Today the universal Church marks the Nativity of the Blessed Virgin Mary, daughter of Sts. Anne and Joachim and mother of Jesus Christ. Of course, we do not know the exact date of her birth, any more than we do the exact date of Christ’s birth, but being the most highly revered of all of the saints, it was only fitting that her birthday be celebrated by the Church. While here in the U.S. there is little in the way of tradition or ceremony to mark this day, in other countries various traditions endure.
Among Catholics in Catalonia today is a pilgrimage date known as the “Dia de les Verges Trobades” or literally the “Day of the Meeting Virgins”. While admittedly something of an odd term, it might be better-translated as the “Day of the Discovered Virgins”. It refers collectively to the images of the Blessed Virgin located throughout Catalonia that were discovered under miraculous circumstances. Probably the most famous of these is that of Our Lady of Montserrat, although she gets her own feast day as the patroness of Catalonia, on April 27th. Other examples include Our Lady of Núria, Our Lady of Olot, and Our Lady of Bonanova, whose shrine in Barcelona I have written about recently.
One thing typically held in common by these images is that they were discovered in caves, or buried, or found in otherwise inaccessible places. How they arrived at these spots is often the subject of legend, but it seems more likely that they came to be hidden as a result of the passage of history and the inevitable march of warfare. Between 711 A.D. and 1492, when the Moors ruled parts of what are today Spain and Portugal, relations between the northern Christian kingdoms and the southern Moslem caliphates were not always pleasant. In 985 A.D., for example, Al-Mansur launched an enormous attack on Catalonia and burned many churches, monasteries, and shrines.
Over the centuries, whenever war or invasion threatened, it would have been prudent on the part of the local people to hide their community’s statue of the Blessed Virgin from being damaged, destroyed, or captured by invading Moors, raiding Christians from other kingdoms, and civil infighting.
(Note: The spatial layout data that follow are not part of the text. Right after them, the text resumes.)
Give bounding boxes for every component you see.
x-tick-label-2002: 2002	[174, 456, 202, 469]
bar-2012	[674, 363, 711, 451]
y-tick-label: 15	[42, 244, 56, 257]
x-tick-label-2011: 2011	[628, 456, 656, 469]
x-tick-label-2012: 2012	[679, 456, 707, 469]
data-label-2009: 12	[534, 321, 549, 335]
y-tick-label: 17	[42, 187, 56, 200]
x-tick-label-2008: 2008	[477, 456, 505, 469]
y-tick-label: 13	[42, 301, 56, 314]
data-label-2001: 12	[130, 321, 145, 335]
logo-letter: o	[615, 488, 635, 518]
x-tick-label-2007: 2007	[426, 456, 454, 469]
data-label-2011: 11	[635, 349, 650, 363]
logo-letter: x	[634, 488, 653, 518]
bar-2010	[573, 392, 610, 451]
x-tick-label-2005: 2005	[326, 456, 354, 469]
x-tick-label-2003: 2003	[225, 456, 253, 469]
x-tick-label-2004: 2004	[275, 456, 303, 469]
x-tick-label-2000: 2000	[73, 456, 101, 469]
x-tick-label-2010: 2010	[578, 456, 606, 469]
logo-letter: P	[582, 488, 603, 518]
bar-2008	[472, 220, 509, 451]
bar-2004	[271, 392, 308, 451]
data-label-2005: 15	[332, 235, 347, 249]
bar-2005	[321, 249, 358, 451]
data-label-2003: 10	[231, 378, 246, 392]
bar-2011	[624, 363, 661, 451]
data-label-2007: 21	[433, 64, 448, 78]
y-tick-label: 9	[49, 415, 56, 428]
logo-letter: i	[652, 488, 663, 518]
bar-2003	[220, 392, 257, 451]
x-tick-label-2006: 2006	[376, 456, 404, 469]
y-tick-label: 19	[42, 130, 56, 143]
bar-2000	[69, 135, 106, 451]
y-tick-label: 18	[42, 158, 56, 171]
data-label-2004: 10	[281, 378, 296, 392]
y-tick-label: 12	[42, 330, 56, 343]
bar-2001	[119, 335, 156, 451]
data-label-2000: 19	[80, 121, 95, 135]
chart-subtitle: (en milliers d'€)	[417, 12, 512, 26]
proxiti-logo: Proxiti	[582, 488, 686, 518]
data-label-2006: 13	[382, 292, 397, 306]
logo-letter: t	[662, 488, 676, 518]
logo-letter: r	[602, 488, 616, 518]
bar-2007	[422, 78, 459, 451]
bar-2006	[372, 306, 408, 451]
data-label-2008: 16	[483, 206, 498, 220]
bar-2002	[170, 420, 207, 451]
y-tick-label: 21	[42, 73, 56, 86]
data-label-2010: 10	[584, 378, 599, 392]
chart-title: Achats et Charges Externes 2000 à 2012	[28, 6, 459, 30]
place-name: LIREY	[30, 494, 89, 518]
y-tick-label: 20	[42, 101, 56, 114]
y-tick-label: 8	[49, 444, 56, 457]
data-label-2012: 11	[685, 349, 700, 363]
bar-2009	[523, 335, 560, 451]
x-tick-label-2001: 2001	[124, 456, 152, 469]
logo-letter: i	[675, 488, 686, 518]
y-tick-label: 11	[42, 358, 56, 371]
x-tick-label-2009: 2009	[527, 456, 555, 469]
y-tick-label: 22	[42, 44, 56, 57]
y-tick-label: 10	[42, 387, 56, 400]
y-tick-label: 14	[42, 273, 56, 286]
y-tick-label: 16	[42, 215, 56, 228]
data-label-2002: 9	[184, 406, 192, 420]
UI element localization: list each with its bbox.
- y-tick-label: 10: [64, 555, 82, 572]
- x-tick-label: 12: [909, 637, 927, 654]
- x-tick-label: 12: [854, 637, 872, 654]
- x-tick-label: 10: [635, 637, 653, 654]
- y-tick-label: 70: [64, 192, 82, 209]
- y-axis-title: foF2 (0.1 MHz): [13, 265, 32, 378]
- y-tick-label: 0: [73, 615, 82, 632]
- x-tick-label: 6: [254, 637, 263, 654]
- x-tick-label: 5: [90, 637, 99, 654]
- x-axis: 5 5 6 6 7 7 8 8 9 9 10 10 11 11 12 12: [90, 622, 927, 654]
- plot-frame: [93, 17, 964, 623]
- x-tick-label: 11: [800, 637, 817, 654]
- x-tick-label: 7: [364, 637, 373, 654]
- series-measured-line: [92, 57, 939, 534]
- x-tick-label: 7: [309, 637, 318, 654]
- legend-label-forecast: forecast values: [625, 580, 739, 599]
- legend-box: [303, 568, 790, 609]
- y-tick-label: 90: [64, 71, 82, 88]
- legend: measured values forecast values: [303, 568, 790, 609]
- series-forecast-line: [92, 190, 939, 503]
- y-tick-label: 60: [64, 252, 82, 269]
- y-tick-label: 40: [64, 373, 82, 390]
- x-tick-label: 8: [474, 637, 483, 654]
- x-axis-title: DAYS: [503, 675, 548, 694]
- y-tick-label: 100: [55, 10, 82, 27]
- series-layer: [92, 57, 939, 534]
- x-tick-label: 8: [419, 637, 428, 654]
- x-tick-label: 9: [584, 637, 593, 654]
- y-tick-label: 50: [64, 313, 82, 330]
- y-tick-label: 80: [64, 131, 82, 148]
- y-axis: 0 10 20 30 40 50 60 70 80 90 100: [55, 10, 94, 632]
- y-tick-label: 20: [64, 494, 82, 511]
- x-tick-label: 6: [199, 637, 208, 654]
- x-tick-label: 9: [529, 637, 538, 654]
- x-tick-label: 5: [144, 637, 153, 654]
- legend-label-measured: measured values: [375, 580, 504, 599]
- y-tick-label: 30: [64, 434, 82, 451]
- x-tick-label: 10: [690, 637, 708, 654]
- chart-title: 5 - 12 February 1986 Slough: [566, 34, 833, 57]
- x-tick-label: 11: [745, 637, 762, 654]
Sometimes the locations for these artworks were forgotten, but when times became safer, these re-discovered images were brought back into veneration, the local people honoring God for their miraculous preservation. Over time, many of the churches, chapels and shrines which housed these images grew into great pilgrimage centers. Throughout Catalonia then, the Virgin Mary’s birthday is a feast day celebrated communally at these ancient Marian shrines by faithful pilgrims.